Mikulski, Cornyn Announce Senate Passage of their Bill to Rename Provision that Leveled Retirement Savings Playing Field for Families as 'Kay Bailey Hutchison Spousal IRA'

Senators Championed Hutchison Legislation in 1996 to Allow Stay-at-Home Spouses to Make Equal, Fully Deductible Contributions to Retirement IRAs

December 28, 2012

WASHINGTON – U.S. Senators Barbara A. Mikulski (D-Md.) and John Cornyn (R-Texas) today announced Senate passage of their bill to rename legislation championed by Senator Kay Bailey Hutchison (R-Texas) to allow working spouses and homemakers to contribute the same amount to their IRA savings as the 'Kay Bailey Hutchison Spousal IRA.' Senator Hutchison spearheaded the effort after she was sworn-in to the Senate in 1993 with the support of Senator Mikulski, and saw the legislation signed into law as part of the Small Business Job Protection Act of 1996.  

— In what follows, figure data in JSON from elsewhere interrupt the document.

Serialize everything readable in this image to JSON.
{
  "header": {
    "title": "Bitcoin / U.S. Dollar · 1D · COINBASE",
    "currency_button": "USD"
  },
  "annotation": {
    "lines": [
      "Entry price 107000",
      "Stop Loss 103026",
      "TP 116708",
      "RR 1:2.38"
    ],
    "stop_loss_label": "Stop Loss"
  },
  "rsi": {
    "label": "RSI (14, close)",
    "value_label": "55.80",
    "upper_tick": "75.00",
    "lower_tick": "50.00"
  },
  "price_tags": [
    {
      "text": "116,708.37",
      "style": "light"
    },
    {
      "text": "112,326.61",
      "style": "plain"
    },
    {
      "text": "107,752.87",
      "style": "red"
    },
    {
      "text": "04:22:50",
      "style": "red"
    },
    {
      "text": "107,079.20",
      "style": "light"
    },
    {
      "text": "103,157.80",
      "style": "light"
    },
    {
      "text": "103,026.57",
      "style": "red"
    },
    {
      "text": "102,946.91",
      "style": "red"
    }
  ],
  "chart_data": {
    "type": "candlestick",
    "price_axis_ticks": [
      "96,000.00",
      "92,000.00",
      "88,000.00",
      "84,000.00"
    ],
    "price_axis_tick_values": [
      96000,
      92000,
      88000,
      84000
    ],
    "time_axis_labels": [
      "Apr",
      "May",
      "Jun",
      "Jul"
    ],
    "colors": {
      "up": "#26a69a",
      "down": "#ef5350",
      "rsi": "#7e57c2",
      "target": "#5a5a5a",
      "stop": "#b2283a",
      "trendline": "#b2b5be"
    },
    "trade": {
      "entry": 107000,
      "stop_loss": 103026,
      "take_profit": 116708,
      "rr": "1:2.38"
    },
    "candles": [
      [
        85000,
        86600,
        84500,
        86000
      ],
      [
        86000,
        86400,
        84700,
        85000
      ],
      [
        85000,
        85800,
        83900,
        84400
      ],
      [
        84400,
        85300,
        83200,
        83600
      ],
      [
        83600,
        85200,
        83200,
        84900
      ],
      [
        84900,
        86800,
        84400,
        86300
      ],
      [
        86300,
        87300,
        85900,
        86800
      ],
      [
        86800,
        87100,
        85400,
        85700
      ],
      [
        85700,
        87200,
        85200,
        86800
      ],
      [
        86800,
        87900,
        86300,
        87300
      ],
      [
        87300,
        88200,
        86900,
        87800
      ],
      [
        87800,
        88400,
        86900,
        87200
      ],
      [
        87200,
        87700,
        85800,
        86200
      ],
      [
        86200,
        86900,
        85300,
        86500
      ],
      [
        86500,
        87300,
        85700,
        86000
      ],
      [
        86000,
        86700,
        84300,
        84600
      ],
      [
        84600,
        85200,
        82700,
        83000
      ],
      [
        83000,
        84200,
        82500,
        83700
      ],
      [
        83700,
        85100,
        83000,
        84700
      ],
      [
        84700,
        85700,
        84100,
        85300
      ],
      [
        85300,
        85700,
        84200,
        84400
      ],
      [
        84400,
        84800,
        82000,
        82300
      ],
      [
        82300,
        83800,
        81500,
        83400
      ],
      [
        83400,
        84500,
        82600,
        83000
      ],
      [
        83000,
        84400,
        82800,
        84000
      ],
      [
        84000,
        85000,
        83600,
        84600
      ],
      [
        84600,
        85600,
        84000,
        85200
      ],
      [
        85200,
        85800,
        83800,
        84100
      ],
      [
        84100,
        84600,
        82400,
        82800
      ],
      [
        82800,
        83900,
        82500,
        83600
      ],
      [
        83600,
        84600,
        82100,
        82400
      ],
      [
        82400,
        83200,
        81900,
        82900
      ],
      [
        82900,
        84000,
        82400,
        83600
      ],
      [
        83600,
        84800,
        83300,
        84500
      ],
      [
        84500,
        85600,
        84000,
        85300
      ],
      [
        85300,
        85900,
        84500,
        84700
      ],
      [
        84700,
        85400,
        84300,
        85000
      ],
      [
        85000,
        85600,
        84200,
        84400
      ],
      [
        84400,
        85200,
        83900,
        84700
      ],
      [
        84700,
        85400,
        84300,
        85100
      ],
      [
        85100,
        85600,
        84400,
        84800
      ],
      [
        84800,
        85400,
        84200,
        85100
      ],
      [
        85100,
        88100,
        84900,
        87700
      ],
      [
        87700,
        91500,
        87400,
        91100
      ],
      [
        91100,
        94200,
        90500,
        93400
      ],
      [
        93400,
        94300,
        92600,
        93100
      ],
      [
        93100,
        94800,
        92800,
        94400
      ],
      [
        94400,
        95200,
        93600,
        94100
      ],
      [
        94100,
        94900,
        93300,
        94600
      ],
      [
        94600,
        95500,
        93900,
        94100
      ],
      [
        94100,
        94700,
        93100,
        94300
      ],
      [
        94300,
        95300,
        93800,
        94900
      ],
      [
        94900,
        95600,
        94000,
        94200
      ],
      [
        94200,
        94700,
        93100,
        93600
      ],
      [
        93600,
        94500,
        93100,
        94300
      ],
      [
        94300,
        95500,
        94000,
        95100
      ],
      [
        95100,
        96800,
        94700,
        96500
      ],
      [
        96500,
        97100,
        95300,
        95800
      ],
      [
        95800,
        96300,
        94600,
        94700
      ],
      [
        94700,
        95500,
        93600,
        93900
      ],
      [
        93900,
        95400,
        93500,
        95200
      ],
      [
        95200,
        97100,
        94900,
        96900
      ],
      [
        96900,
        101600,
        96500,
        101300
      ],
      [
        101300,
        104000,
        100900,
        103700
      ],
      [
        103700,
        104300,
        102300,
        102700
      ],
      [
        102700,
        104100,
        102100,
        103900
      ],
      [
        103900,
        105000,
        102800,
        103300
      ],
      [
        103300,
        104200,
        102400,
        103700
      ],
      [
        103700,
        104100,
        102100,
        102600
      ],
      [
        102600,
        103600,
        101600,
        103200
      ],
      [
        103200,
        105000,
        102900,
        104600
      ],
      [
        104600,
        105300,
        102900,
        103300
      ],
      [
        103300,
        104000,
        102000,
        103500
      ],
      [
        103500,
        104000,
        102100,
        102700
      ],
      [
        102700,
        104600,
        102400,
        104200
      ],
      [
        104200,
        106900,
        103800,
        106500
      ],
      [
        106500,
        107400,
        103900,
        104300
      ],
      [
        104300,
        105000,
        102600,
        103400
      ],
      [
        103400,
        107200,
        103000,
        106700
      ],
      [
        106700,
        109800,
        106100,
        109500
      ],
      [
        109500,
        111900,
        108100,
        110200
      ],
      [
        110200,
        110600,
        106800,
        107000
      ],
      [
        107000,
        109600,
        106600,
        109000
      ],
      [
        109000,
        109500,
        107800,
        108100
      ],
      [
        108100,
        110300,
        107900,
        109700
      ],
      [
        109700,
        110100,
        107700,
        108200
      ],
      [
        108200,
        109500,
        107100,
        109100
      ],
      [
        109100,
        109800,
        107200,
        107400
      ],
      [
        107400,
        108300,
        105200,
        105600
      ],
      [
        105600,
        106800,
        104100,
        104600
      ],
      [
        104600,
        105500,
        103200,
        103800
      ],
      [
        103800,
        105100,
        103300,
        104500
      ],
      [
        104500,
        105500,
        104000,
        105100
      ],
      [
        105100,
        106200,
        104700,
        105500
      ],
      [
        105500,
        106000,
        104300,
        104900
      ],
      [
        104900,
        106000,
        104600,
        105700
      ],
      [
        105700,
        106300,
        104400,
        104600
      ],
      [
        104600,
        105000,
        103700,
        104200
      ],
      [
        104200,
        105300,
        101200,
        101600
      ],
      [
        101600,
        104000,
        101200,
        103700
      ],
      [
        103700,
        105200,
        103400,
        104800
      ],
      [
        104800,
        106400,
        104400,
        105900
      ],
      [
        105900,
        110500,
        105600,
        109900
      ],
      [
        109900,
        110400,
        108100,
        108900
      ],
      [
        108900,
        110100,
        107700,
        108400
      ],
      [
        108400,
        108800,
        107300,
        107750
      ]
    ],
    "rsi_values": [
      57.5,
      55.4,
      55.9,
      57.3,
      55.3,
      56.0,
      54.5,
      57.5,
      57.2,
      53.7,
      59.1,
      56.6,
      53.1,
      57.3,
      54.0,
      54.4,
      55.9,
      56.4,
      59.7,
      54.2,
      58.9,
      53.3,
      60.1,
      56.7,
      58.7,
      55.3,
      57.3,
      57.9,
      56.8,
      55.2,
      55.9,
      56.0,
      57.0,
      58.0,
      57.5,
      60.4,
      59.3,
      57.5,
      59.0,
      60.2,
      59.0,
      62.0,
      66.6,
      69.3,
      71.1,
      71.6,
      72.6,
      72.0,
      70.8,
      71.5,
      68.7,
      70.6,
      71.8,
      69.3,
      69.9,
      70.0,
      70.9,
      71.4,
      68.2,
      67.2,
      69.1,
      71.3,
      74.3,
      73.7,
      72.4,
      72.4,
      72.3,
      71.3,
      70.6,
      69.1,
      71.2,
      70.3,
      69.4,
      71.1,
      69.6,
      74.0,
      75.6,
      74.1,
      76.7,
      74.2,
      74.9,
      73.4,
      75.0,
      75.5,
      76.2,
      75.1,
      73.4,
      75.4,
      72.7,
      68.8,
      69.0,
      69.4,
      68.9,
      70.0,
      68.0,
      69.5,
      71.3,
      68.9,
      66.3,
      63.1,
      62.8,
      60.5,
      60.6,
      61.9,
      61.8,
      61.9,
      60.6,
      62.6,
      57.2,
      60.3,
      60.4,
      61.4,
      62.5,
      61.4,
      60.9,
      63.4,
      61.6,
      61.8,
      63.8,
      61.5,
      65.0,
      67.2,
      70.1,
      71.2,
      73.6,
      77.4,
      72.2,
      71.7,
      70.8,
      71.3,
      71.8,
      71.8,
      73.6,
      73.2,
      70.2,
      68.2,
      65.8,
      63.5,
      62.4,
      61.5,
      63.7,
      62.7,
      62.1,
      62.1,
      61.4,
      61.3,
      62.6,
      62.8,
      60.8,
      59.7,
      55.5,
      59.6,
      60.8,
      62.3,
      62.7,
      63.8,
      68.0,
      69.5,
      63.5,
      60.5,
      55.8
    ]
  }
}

"It's fitting that we recognize Senator Hutchison for her long-standing and steadfast advocacy for women," Senator Mikulski said. "Her commitment to this legislation and to the women of America reflects the values of our nation. It rewards good parenting and families and recognizes that not all work is done in the marketplace. Moms and dads who are struggling to do the right thing for their family shouldn't be penalized for staying at home. By amending this provision in our tax code, women and families across America will know that they're benefitting from the Kay Bailey Hutchison Spousal IRA."  

"I'm pleased to support this legislation to honor Senator Hutchison for her important efforts to help moms and dads who work full-time caring for their children at home plan for their future," Senator Cornyn said. "As she retires from the Senate, Sen. Hutchison will be remembered for this and countless other contributions that have improved the lives of working Texans and Americans across the country."  

Congress created the Spousal IRA in 1996. This legislation levels the playing field by allowing spouses who are non-wage earners to make equal, fully deductible contributions to individual retirement accounts. Women have traditionally been at a disadvantage in saving for retirement because they spend time in and out of the workforce. Currently, contributions of up to $5,000 for each spouse are allowed if the couple's wages or self-employment earnings are $10,000 or more.